Die Gründung einer orthopädischen Praxis erfordert mehr Planung und Kapital als in vielen anderen Fachrichtungen. Geräteintensität, Flächenbedarf und das breite Leistungsspektrum machen eine sorgfältige Vorbereitung unerlässlich.
Das Wichtigste in Kürze
- Orthopädische Praxen benötigen ausreichend Fläche für Wartezone, Behandlungsräume und physio- oder sporttherapeutische Bereiche.
- Die KV-Zulassung ist Voraussetzung für die Abrechnung gesetzlich Versicherter und muss rechtzeitig beantragt werden.
- Ein umfassender Versicherungsschutz ab dem ersten Behandlungstag ist Pflicht.
Praxisgründung speziell für Orthopäden
Orthopädische Praxen bieten häufig ein breites Spektrum an Leistungen, von konservativer Behandlung und physikalischer Therapie bis zu ambulanten operativen Eingriffen. Für die Praxisplanung bedeutet das: Der Raumbedarf liegt je nach Leistungsangebot zwischen 150 und 400 Quadratmetern, was in einem günstigen Stadtgebiet Mietkosten von 3.000 bis 8.000 Euro monatlich entspricht. Dieser Fixkostenblock muss von Beginn an im Finanzplan berücksichtigt werden.

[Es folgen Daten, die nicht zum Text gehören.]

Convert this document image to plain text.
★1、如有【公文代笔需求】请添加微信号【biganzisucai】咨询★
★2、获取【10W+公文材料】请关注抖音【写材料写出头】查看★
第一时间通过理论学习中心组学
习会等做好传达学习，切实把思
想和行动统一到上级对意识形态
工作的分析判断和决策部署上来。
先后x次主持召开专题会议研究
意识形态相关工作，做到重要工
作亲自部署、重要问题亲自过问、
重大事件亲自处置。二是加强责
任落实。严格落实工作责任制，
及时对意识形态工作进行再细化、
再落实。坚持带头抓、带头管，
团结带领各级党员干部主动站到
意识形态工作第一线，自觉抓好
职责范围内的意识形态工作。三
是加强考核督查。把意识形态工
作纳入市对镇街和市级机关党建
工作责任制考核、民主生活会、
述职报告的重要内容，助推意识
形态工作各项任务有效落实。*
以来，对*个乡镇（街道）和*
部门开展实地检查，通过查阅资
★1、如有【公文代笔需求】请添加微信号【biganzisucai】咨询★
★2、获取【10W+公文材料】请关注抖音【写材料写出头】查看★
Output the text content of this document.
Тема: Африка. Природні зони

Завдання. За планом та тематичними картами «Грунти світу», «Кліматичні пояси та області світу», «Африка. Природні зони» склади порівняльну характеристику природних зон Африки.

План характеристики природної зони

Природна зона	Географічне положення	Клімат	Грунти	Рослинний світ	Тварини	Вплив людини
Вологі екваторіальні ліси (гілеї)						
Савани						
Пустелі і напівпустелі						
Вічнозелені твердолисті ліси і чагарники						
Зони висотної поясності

Bevor die Praxis eröffnet, müssen mehrere parallele Prozesse abgeschlossen sein: die KV-Zulassung, die Anmeldung beim Versorgungswerk, die Eintragung bei der Ärztekammer sowie alle bau- und gewerberechtlichen Genehmigungen. Ein realistische Vorlaufzeit beträgt 9 bis 18 Monate. Wer die Praxiseröffnung auf einen festen Termin hin plant, sollte diesen Zeitpuffer fest einkalkulieren.
Worauf Orthopäden besonders achten sollten
Eine orthopädische Neugründung ohne ausreichenden Versicherungsschutz ist ein erhebliches Risiko. Zur Mindestausstattung gehören Berufshaftpflicht (mindestens 3 Millionen Euro je Schadensfall), Praxisinhaltsversicherung für Geräte und Einrichtung sowie eine Betriebsunterbrechungsversicherung. Ärzteversichert berät Orthopäden bei der Zusammenstellung eines individuellen Versicherungspakets, das auch eine eventuelle spätere Erweiterung um Gesellschafter oder Angestellte berücksichtigt.
Typische Fehler bei Orthopäden
Viele Praxisgründer in der Orthopädie planen den Anlaufverlust zu optimistisch: Erfahrungsgemäß arbeiten neue Praxen in den ersten 12 bis 18 Monaten unter dem Break-even. Wer nicht ausreichend Eigenkapital oder Betriebsmittelreserven vorhält, gerät schnell unter Liquiditätsdruck. Ein weiterer Fehler ist das Fehlen klarer Honorarvereinbarungen für IGeL-Leistungen, was zu Umsatzausfällen führt, die gerade in der Startphase schmerzlich sind.
Fazit
Eine erfolgreiche orthopädische Praxisgründung steht und fällt mit der Qualität der Vorbereitung in finanziellen, rechtlichen und organisatorischen Fragen. Weitere Artikel finden Sie in der Blog-Übersicht.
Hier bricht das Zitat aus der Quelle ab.